小さめのサイズのインスタンスを購入して徐々にインスタンスサイズを大きくしたり、システムの安定稼働後に購入するといった工夫を行って、インスタンスサイズを確定させてからの購入がおすすめです。
自動継続はできない
リザーブドインスタンス(RI)には「自動更新」という機能がないため、継続してRIを利用したい場合は「新たに買い直す」必要があります。前払いの期間が経過した後は、どのタイミングでどのタイプを購入するかを、事前に計画しておくといいでしょう。ただし、将来の特定の日時にリザーブドインスタンスの購入をキューに入れることができます。

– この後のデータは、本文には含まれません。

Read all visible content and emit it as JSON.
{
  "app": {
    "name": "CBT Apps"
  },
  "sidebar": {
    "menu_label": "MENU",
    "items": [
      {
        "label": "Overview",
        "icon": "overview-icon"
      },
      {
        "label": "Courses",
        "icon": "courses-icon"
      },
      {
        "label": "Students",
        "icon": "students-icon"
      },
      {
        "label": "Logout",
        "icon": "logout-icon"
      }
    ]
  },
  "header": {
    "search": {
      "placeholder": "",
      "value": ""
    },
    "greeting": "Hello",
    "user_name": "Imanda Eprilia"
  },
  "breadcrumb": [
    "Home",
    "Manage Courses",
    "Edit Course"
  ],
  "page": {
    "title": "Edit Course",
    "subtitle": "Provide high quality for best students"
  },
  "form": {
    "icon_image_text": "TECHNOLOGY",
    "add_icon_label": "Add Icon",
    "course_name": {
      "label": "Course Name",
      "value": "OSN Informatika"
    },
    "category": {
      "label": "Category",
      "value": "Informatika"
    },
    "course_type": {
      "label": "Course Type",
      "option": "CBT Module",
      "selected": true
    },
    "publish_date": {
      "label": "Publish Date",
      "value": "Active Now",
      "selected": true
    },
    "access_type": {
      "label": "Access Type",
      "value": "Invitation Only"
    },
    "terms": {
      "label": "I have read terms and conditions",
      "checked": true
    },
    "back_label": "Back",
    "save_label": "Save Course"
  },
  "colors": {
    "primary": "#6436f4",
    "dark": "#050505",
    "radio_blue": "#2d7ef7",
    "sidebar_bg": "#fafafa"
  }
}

EC2リザーブドインスタンス(RI)を自動的に更新するために、既存のリザーブドインスタンス(RI)の有効期限が満了する日時に RI 購入をキューに入れることができます。
ただ、予約可能なRIはリージョン指定のみですので、キャパシティの確保が必要な場合は実際の購入後にAZ指定に切り替える必要があります。
購入操作時の注意点
リザーブドインスタンス(RI)の購入操作を行う場合の注意点について記載していきます。
クオータ(上限)に注意
リザーブドインスタンス(RI)にもクオータが適用され、アカウントごとに購入できるインスタンス数の上限が存在します。上限値に達していた場合はサポートに対して上限緩和申請を行う必要があります。
Insufficient capacityエラー
Insufficient capacityエラーは購入しようとしたRIの在庫が、該当のリージョンやAZにない場合に発生します。1日後など、時間をおいて再実行するといいでしょう。
キャンセルできない
また、リザーブドインスタンスは購入をキャンセルすることはできません。
まとめ
リザーブドインスタンス(RI)については、大きな割引効果が得られる一方で、適したユースケースや利用時の注意点が存在します。どのような注意点があり、どのように運用していけばいいのかは、AWSに知見があるベンダーに相談してから、RIなどの利用を検討してみるのもいいでしょう。